An initial analysis of previous failures will work through current attempts
to standardise 'best practice'. We will then look at the problems that
complicate the design of safety-critical systems.
The course will end with a two week practical exercise.
Aims
This module encourages student's to apply software and hardware engineering techniques, learnt in other areas of the course, to support the development of safety-critical applications.
It also encourages students to consider the particular methodological and professional issues that surround the development of safety-critical systems.
Objectives
By the end of the course, students should:
- understand the professional and social issues involved in the design and testing of safety-critical systems;
- recognise the importance of standards and show a clear understanding of recent initiatives in this area;
- be able to apply a number of risk analysis techniques such as Faliure Modes, Effects and Criticality Analysis and Fault Tree Analysis;
- be able to apply a number of safety critical design techniques such as literate specification;
- be able to apply a number of safety critical evaluation techniques such as Black Box testing and the observational evaluation of operator performance;
- be able to identify the main characteristics of an appropriate safety culture within large organisations.

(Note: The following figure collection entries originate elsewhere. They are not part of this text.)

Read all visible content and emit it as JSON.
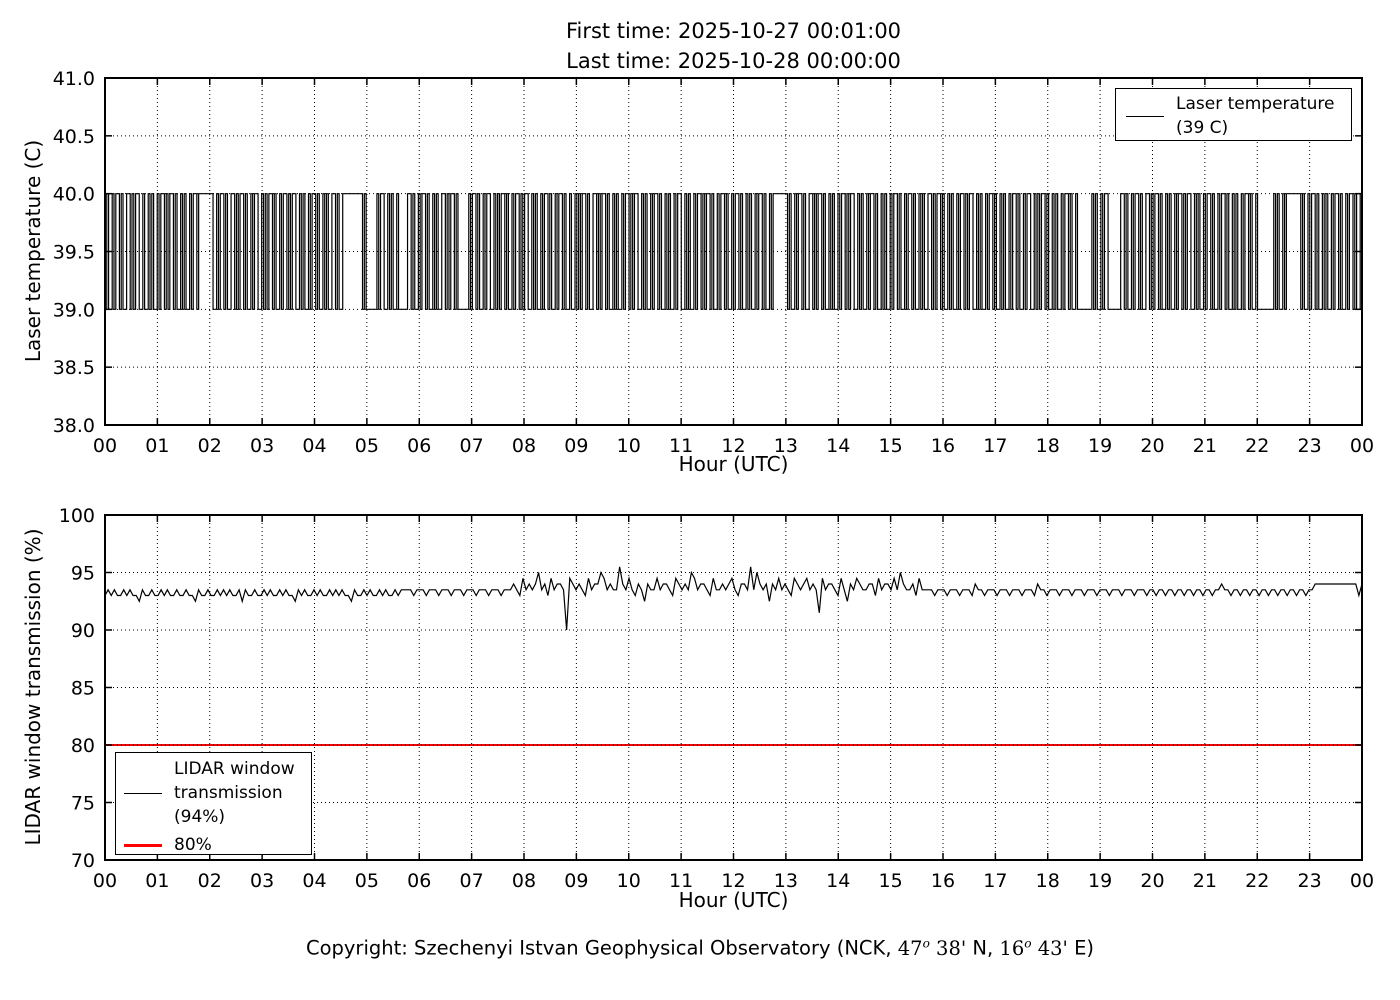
{
  "figure": {
    "title_line1": "First time: 2025-10-27 00:01:00",
    "title_line2": "Last time: 2025-10-28 00:00:00",
    "copyright": {
      "prefix": "Copyright: Szechenyi Istvan Geophysical Observatory (NCK, ",
      "lat_num": "47",
      "deg_sup": "o",
      "lat_min": " 38'",
      "n_label": " N, ",
      "lon_num": "16",
      "lon_min": " 43'",
      "e_label": " E)"
    }
  },
  "chart_data": [
    {
      "type": "line",
      "title": "First time: 2025-10-27 00:01:00 / Last time: 2025-10-28 00:00:00",
      "ylabel": "Laser temperature (C)",
      "xlabel": "Hour (UTC)",
      "ylim": [
        38,
        41
      ],
      "yticks": {
        "values": [
          41,
          40.5,
          40,
          39.5,
          39,
          38.5,
          38
        ],
        "labels": [
          "41.0",
          "40.5",
          "40.0",
          "39.5",
          "39.0",
          "38.5",
          "38.0"
        ]
      },
      "xticks": [
        "00",
        "01",
        "02",
        "03",
        "04",
        "05",
        "06",
        "07",
        "08",
        "09",
        "10",
        "11",
        "12",
        "13",
        "14",
        "15",
        "16",
        "17",
        "18",
        "19",
        "20",
        "21",
        "22",
        "23",
        "00"
      ],
      "grid": "dotted black, drawn above data",
      "legend": {
        "position": "upper right",
        "lines": [
          "Laser temperature",
          "(39 C)"
        ]
      },
      "series": [
        {
          "name": "Laser temperature (39 C)",
          "color": "#000000",
          "low": 39,
          "high": 40,
          "encoding": "square wave run-length: each char is one run; lowercase = 39 C, uppercase = 40 C; run duration = alphabet index (a/A=1 ... o/O=15) time units; x spans are normalized so all runs cover 00:00-24:00 UTC",
          "runs": "aAbAaBaAbBaAaBbAbAaAbAaBaAaBaAbAaAbAaBaHbAaBaAbBaAaBaAbAaBbAaAaBaAbAaBaAaBbAaAbAaBaAbAaAbBaAbAJaAfAaBbAaAbAeBaAbAaBaAbAaAbBaAaBaAfAaBaAbAaBbAaAaBaAbAaBaAaBbAaAbAaBaAbAaBaAbAbAaAaBaAbBaAaBaAbAaAbAaBaAaBbAaAbAaBaAbAaAbAaBbAaAbAaBaAaBaAbAaBaAbAaBaAbAaAbAaBaAbAaHaAbAaBaAbBaAaBaAbAaAbAaBaAaBbAaAbAaBaAbAaAbAaBaAbAaBaAbAaAbBaAaBaAbAaAbAaBaAaBbAaAbAaBaAbAaAbAaBaAbAaBbAaAaBaAbAaAbAaBaAbAhAaAbAaBgBaAbAaBaAbBaAaBaAbAaAbAaBaAaBbAaAbAaBaAbAaBaAbAaAbAaBaAbAiAaAbAaHaAbAaBaAbAaAbAaBaAbAaBaAbA"
        }
      ]
    },
    {
      "type": "line",
      "ylabel": "LIDAR window transmission (%)",
      "xlabel": "Hour (UTC)",
      "ylim": [
        70,
        100
      ],
      "yticks": {
        "values": [
          100,
          95,
          90,
          85,
          80,
          75,
          70
        ],
        "labels": [
          "100",
          "95",
          "90",
          "85",
          "80",
          "75",
          "70"
        ]
      },
      "xticks": [
        "00",
        "01",
        "02",
        "03",
        "04",
        "05",
        "06",
        "07",
        "08",
        "09",
        "10",
        "11",
        "12",
        "13",
        "14",
        "15",
        "16",
        "17",
        "18",
        "19",
        "20",
        "21",
        "22",
        "23",
        "00"
      ],
      "grid": "dotted black, drawn above data",
      "legend": {
        "position": "lower left",
        "lines": [
          "LIDAR window",
          "transmission",
          "(94%)"
        ],
        "threshold_label": "80%"
      },
      "series": [
        {
          "name": "LIDAR window transmission (94%)",
          "color": "#000000",
          "encoding": "one char per sample, evenly spaced 00:00-24:00 UTC; value % = 90 + base36(char) * 0.5 (0=90.0, 6=93.0, 7=93.5, 8=94.0, b=95.5)",
          "samples": "676766767665766766767667667665766766767676675766766767667676657676676766767676657667676676766767777677767776777677767776777677767778769787 8a78697887098787697 88a97877b8797687587797887698787a978876977878976887b7a8785879787698789787397887697587987788697 88797a8778697777677767776777687767776777677767776877677767776777677767776777677767776776776776776776776776778776776776776776776776776776778888888888888868"
        },
        {
          "name": "80%",
          "type": "hline",
          "value": 80,
          "color": "#ff0000"
        }
      ]
    }
  ]
}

The presentation and treatment of this material is described below.
The course text book will be Nancy Leveson's Safeware: System safety and computers, Addison-Wesley, ISBN 0-201-11972-2.
Content
- Week 1:
Accident Analysis.
Lecture 1: Glasgow work on accident reporting.

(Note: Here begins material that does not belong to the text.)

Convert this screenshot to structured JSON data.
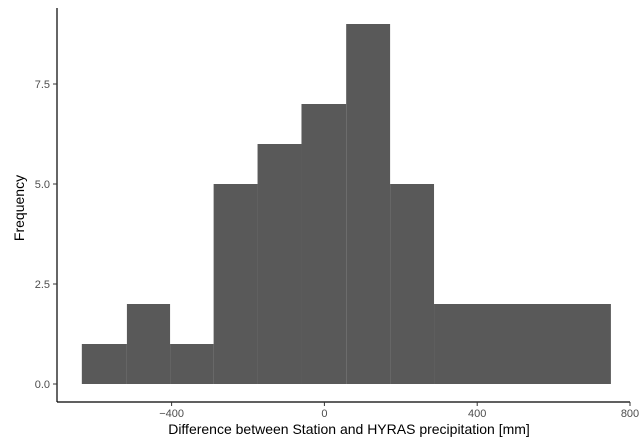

Lecture 2: Ethics and pragmatics of systems development, including ACM guidelines.
- Week 2:
Standards and project management issues.
Lecture 1: UK DEF-STAN 00-55, US DoE, BCS/IEE work, DTI initiatives.

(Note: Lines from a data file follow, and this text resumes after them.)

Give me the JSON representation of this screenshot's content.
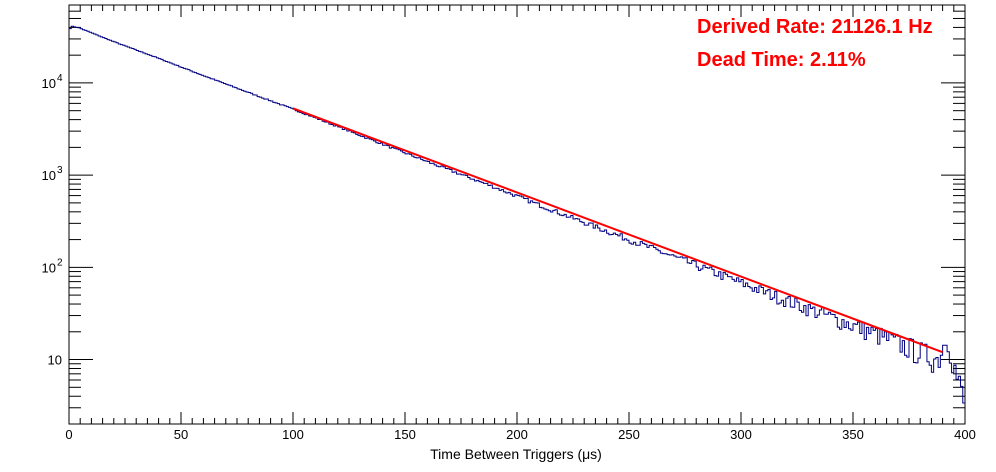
{
  "chart_data": {
    "type": "line",
    "title": "",
    "xlabel": "Time Between Triggers (μs)",
    "ylabel": "",
    "xlim": [
      0,
      400
    ],
    "ylim": [
      2,
      70000
    ],
    "y_scale": "log",
    "grid": false,
    "x_ticks": [
      {
        "value": 0,
        "label": "0"
      },
      {
        "value": 50,
        "label": "50"
      },
      {
        "value": 100,
        "label": "100"
      },
      {
        "value": 150,
        "label": "150"
      },
      {
        "value": 200,
        "label": "200"
      },
      {
        "value": 250,
        "label": "250"
      },
      {
        "value": 300,
        "label": "300"
      },
      {
        "value": 350,
        "label": "350"
      },
      {
        "value": 400,
        "label": "400"
      }
    ],
    "y_ticks": [
      {
        "value": 10,
        "label": "10"
      },
      {
        "value": 100,
        "label": "10",
        "exp": "2"
      },
      {
        "value": 1000,
        "label": "10",
        "exp": "3"
      },
      {
        "value": 10000,
        "label": "10",
        "exp": "4"
      }
    ],
    "series": [
      {
        "color": "#000080",
        "style": "histogram",
        "x": [
          0,
          1.5,
          4,
          10,
          20,
          40,
          60,
          80,
          100,
          130,
          160,
          190,
          220,
          250,
          280,
          300,
          320,
          340,
          360,
          380,
          388,
          392,
          396,
          400
        ],
        "values": [
          38000,
          41000,
          40000,
          35000,
          28000,
          18500,
          12000,
          7900,
          5200,
          2700,
          1400,
          740,
          380,
          200,
          105,
          68,
          44,
          29,
          19,
          12,
          10,
          18,
          7,
          3
        ]
      },
      {
        "color": "#ff0000",
        "style": "fit",
        "x": [
          100,
          390
        ],
        "values": [
          5300,
          12
        ]
      }
    ],
    "annotations": [
      {
        "text": "Derived Rate: 21126.1 Hz",
        "color": "#ff0000"
      },
      {
        "text": "Dead Time: 2.11%",
        "color": "#ff0000"
      }
    ]
  }
}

Lecture 2: ALARP, MORT and organisational failure.
- Week 3:
Requirements Analysis.
Lecture 1: The problems of requirements elicitation and management.
Lecture 2: Qualitative risk analysis, including FMECA and Fault trees.
- Week 4:
Mathematics of reliability.
Lecture 1: Probabilistic risk assessment, quantified fault trees and decision theory.
Lecture 2: Markov analysis, Monte Carlo simulation, Six deadly sins of statistical misinterpretation.
- Week 5:
Hardware Design
Lecture 1: redundancy, fault detection and fault tolerant architectures
Lecture 2: microprocessor design faults and electromagnetic compatability.
- Week 6:
Software Engineering
Lecture 1: Leveson's `designing for safety'; simplicity; decoupling; incremental control...
Lecture 2: The case for and against the use of formal methods.
- Week 7:
Human Factors.
Lecture 1: Rasmussen's knowledge, skills and rules. Norman's slips and lapses
Lecture 2: Reason and Hollnagel's error taxonomies.
- Week 8:
Testing and Maintenance
Lecture 1: evaluating functional requirements; dynamic and static testing.
Lecture 2: evaluating non-functional requirements; usability testing.
- Weeks 9 & 10:
Practical exercise
Pre-requisites
Level 3 Software Engineering and level 1 Human-Computer Interaction.
Credits
This course will be worth 10 credits.
Assessment
This course will be assessed through an examination (70%) and through a sustained practical exercise (30%).
The open assessment will be based upon a real-world case study.
This will focus upon one of three areas:
- requirements engineering;
- implementation;
- testing.
For example, a testing exercise might involve an analysis of the Ariane 5 failure and a report on the testing techniques that might be used to protect systems from the weaknesses of `legacy' software.
Similarly, an exercise on requirements engineering might begin by analysing the failure of the London ambulance system and might then proceed to plan requirements gathering for a call desk to support Strathclyde Regional Fire Brigade.